Sep 20, 2016

The Power of Ambiguity, as Demonstrated by Mary Jane Watson

This made the rounds on social media recently. Here's the last page of Amazing Spider-Man #122, "The Goblin's Last Stand," from 1973. It was written by Gerry Conway and drawn by Gil Kane.

This is the ending to one of the seminal Spider-Man stories, "The Night Gwen Stacy Died." After taking down the Green Goblin (who accidentally kills himself), Peter goes back to his apartment to see Mary Jane Watson. MJ at this point had been portrayed pretty one-dimensionally, always looking for a party and treating her friends as not much more than collateral to having a good time. I believe that up to this point, though I could be wrong, she had had all of one thought balloon throughout her appearances. So even Peter, her friend who's grieving, thinks she's this thoughtless, uncaring individual. That slight pause before she closes the door makes the final panel all the more powerful, used by Peter/MJ 'shippers as a moment that encapsulates their whole relationship. Certainly, it started a whole development of MJ's character that didn't stop, regardless of whether or not you believed said development was for better or worse.

Which is what makes this next bit so fascinating to me. Here are the original layouts, before Gerry Conway asked John Romita (then Marvel's art director), to change it to the final published sequence.

Now, that's interesting. The first five panels would have been exactly the same, but instead of almost walking out the door and changing her mind, she goes to visibly hug Peter, with the final panel being the two of them hugging through his apartment window. It's completely different. This being a 70s comic, there probably would have been huge blocks of text as well explaining how she's wrong about him, that she's there for him, and all that whatnot. (That's another thing that makes the final published piece huge for its time — silent sequences were rare).
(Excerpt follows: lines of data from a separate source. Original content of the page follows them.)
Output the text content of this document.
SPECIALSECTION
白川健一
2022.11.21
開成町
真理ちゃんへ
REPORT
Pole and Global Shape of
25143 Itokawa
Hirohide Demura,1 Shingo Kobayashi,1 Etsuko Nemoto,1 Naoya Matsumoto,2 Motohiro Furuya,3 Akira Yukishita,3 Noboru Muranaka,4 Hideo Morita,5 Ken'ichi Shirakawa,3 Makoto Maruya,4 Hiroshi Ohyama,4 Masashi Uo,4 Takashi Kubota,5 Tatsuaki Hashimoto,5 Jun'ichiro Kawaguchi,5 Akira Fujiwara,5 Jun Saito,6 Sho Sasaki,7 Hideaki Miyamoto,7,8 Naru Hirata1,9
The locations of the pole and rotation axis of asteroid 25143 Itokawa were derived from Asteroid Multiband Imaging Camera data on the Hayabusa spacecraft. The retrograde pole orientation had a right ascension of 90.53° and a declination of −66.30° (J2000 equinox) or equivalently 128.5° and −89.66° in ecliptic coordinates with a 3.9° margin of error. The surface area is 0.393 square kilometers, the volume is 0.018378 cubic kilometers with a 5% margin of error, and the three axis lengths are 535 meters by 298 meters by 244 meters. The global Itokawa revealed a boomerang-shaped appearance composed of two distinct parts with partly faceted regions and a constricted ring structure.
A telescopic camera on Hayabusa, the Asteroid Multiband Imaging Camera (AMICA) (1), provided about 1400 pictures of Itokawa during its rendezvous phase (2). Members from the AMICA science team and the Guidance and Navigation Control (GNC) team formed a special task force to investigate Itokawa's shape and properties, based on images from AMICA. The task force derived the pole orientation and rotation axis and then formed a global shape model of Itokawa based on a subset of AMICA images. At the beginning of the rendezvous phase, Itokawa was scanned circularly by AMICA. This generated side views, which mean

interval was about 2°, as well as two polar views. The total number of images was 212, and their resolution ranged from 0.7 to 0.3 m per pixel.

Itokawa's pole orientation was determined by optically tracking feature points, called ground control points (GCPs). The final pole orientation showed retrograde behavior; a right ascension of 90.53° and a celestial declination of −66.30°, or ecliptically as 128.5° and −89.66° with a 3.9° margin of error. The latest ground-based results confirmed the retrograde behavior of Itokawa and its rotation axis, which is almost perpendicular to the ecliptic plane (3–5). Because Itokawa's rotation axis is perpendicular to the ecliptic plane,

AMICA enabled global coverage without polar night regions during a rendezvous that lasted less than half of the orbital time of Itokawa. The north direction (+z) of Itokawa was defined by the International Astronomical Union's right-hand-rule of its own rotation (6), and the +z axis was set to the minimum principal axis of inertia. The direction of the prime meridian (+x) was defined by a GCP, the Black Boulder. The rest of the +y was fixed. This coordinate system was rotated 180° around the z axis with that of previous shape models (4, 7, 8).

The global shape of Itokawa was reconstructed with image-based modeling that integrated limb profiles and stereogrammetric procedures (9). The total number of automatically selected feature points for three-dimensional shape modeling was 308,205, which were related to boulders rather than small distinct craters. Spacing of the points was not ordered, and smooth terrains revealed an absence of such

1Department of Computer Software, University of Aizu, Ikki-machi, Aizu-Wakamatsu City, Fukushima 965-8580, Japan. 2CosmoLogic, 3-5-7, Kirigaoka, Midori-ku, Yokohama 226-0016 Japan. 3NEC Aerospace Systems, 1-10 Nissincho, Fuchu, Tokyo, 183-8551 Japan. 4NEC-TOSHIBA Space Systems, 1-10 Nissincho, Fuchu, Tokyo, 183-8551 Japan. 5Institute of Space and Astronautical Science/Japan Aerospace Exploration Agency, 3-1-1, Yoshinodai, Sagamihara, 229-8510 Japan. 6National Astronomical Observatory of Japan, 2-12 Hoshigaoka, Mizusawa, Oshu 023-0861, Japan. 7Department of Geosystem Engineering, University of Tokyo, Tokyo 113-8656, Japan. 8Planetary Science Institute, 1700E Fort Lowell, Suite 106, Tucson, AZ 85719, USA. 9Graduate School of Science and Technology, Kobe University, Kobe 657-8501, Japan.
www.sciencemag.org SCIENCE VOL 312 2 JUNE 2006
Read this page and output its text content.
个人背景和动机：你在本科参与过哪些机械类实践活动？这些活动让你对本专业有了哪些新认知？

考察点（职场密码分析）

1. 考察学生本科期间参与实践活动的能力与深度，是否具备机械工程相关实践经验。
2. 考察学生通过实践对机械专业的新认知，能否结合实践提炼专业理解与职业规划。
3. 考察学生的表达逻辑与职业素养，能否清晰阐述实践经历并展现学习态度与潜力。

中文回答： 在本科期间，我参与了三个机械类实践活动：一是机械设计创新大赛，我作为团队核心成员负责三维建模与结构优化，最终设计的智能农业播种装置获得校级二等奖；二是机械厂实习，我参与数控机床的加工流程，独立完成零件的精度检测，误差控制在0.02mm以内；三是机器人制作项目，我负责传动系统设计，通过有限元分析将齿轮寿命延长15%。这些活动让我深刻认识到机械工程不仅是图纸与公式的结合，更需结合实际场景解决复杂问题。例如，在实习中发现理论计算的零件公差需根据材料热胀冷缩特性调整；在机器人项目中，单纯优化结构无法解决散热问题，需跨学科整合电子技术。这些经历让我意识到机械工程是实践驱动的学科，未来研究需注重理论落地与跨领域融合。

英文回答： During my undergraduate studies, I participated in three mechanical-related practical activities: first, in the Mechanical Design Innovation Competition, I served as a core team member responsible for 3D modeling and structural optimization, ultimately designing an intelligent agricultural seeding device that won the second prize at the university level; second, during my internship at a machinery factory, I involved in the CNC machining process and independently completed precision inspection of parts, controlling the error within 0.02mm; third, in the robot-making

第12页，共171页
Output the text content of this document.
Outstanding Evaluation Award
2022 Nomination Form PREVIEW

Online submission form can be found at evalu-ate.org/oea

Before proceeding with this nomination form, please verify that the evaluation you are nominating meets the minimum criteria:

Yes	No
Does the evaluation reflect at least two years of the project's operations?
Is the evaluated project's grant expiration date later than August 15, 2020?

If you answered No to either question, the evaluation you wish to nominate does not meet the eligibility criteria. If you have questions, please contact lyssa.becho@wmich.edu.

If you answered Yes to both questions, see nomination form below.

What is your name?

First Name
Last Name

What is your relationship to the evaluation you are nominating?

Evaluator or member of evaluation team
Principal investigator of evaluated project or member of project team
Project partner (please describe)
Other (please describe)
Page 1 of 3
I agree with Karl Kesel when he says that the final published page added ambiguity to the mix:
Whoever made this choice made a GREAT choice. MUCH more powerful than in the original layout. Peter's anger, and MJ closing the door, staying with him yet keeping her distance, respecting his grief, added layers to both characters. Yet there's a hint of ambiguity: is MJ doing this to honestly help Peter, or simply to prove him wrong? (That's the question that went through my head at least, even when I read it all those many years ago.) But that's what makes the moment interesting...
It was a more effective transition into adding layers to the one-dimensional Mary Jane Watson than, I believe, the original layout would have been. Her defensive mechanisms go up, but she doesn't give into it, and yeah, maybe a part of it is just to prove Peter wrong. And maybe she doesn't hug him when she closes that door. Maybe she holds his hand. Maybe she sits beside him for hours. We don't know. Sometimes not showing us is better than showing us and telling us. Sometimes not showing us is what makes these things work.

1 comment:

Fred W. Hill said...

I must admit, as a 10 year old kid reading that story for the first time, brand new for two dimes and a penny tax, I found that ending sequence a little confusing, because of that very ambiguity. Later, of course, it made obvious sense. In my head, I can also imagine the remainder of the scene. Still makes me rather teary-eyed, even 44 years later.